Oliver Stone’un 1974 yılında çektiği, "Seizure" Türkçe adı ile "Nöbet" ya da diğer çevirisi ile "Kabus" filmi, onun hem yazıp hem yönettiği ilk filmidir. Bu film, Stone’un ilerleyen yıllarda işleyeceği korku, iktidar, delilik, ölüm ve suçluluk gibi temaların, bir çeşit taslağı gibidir. Bir yazarın kendi bilinçaltındaki kabuslarının, fiziksel dünyaya sızdığı, gerçek ile hayalin birbirine karıştığı bir atmosferde geçer. Düşük bütçesine rağmen taşıdığı fikir, Oliver Stone’un zihnindeki yaratıcı karanlığın dışa vurumudur diyebiliriz. Filmin oyuncu kadrosunda; Jonathan Frid, Christina Pickles, Martine Beswick, Herve Villechaize, Joseph Sirola ve Henry Judd Baker gibi oyuncular rol almışlardır.
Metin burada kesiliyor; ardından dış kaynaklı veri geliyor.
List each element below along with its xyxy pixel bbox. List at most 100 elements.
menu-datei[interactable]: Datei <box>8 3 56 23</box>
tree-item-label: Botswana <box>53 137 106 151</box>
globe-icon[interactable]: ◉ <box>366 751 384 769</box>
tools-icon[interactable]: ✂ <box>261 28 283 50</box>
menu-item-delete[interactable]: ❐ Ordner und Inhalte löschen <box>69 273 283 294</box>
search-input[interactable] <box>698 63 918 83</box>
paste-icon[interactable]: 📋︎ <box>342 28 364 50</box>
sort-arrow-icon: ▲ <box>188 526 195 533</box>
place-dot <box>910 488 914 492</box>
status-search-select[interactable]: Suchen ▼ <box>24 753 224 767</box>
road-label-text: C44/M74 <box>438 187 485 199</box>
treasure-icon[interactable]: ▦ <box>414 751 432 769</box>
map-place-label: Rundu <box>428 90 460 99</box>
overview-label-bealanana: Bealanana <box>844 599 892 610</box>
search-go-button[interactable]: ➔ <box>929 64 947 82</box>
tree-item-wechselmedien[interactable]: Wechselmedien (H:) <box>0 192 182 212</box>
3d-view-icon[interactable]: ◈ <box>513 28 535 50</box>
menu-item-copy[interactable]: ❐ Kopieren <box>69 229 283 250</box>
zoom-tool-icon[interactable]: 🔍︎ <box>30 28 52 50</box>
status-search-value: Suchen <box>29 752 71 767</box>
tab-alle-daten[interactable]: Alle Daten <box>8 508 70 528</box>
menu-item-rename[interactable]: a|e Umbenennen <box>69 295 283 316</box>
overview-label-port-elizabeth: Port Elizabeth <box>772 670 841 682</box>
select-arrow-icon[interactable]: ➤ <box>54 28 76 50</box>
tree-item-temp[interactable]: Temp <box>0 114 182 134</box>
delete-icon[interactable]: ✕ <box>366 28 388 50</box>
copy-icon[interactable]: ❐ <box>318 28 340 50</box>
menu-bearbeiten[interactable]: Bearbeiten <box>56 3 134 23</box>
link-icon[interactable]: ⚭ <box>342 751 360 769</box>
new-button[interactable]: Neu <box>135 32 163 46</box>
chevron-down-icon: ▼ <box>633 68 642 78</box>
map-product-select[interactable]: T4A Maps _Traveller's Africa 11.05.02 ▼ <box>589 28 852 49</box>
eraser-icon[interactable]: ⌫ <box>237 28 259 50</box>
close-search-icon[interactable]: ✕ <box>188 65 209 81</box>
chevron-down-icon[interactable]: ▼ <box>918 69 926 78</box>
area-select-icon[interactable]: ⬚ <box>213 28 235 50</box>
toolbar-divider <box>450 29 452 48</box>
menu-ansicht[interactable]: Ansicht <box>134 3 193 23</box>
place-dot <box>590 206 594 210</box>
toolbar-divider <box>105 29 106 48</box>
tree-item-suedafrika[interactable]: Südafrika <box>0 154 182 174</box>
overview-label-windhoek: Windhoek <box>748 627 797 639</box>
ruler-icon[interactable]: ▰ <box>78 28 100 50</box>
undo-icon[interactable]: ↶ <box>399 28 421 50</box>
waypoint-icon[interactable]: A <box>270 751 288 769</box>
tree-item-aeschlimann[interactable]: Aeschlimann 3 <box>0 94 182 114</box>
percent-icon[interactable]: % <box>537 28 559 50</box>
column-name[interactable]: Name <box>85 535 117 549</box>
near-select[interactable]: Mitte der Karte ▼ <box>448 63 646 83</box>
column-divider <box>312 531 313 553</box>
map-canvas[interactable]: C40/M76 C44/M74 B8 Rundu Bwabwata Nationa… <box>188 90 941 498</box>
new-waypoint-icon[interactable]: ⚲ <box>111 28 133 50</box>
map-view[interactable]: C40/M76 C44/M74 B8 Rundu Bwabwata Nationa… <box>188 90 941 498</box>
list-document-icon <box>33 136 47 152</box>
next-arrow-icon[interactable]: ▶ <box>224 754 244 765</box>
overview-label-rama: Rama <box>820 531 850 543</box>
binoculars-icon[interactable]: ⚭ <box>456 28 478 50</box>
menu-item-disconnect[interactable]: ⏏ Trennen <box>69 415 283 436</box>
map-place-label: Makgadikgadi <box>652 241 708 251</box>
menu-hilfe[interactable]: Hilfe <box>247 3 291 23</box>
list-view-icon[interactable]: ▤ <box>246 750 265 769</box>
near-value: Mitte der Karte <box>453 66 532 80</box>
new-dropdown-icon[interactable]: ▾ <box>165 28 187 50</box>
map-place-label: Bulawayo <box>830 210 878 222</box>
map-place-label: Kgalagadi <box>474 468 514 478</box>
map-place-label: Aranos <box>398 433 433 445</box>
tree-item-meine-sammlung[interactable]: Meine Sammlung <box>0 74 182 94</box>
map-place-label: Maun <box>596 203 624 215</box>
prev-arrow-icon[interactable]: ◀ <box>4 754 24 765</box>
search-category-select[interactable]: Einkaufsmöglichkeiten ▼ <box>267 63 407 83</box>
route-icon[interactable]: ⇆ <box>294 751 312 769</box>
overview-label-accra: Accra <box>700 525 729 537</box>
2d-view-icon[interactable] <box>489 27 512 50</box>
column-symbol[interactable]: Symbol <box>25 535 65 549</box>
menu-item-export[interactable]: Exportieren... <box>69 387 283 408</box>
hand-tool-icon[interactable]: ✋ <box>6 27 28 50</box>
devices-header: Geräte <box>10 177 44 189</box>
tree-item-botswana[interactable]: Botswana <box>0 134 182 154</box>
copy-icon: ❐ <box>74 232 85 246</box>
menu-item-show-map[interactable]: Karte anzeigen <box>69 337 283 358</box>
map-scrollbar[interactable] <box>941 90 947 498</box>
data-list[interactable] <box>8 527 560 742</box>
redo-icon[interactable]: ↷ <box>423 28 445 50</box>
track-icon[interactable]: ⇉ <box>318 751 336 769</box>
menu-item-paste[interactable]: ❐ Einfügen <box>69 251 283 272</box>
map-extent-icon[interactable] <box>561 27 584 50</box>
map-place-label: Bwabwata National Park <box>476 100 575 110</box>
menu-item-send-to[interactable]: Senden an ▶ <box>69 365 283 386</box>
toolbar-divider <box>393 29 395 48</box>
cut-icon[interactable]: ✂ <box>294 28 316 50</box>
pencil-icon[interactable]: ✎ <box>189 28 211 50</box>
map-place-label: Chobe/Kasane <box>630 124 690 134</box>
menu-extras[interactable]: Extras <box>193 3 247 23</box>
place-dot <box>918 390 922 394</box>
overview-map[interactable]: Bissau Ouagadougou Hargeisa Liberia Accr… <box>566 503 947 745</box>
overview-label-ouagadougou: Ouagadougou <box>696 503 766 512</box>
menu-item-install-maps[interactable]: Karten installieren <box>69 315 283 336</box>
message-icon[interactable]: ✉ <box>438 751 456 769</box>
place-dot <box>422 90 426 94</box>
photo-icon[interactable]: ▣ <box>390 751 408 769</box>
Başkahraman Edmund Blackstone (Jonathan Frid), varlıklı bir yazar ve aile babasıdır. Kırsalda, göl kenarındaki evinde eşi ve oğlu ile sakin bir hayat sürmektedir. Bir hafta sonu arkadaşlarını evine davet ettiği bir günde, işler garipleşir. Gecenin ilerleyen saatlerinde, Edmund’un kâbuslarında gördüğü üç karanlık figür, kraliçe, cüce ve çakal, gerçek dünyada ortaya çıkarlar. Bu üç karakter, sanki onun zihninin derinliklerinden çıkıp gelmiş gibidir. Karakterler, Edmund’un en derin korkularının, bastırılmış arzularının ve suçluluk duygularının temsilcisi gibidir diyebiliriz. Evin etrafında başlayan ölümcül bir oyunla birlikte misafirler tek tek yok olurlar. Edmund, gördüklerinin gerçek mi yoksa deliliğinin bir ürünü mü olduğunu ayırt edemez hale gelir. Film, sonunda onun iç dünyasının tamamen çöktüğü, gerçekle kâbusun birleştiği bir noktaya ulaşır.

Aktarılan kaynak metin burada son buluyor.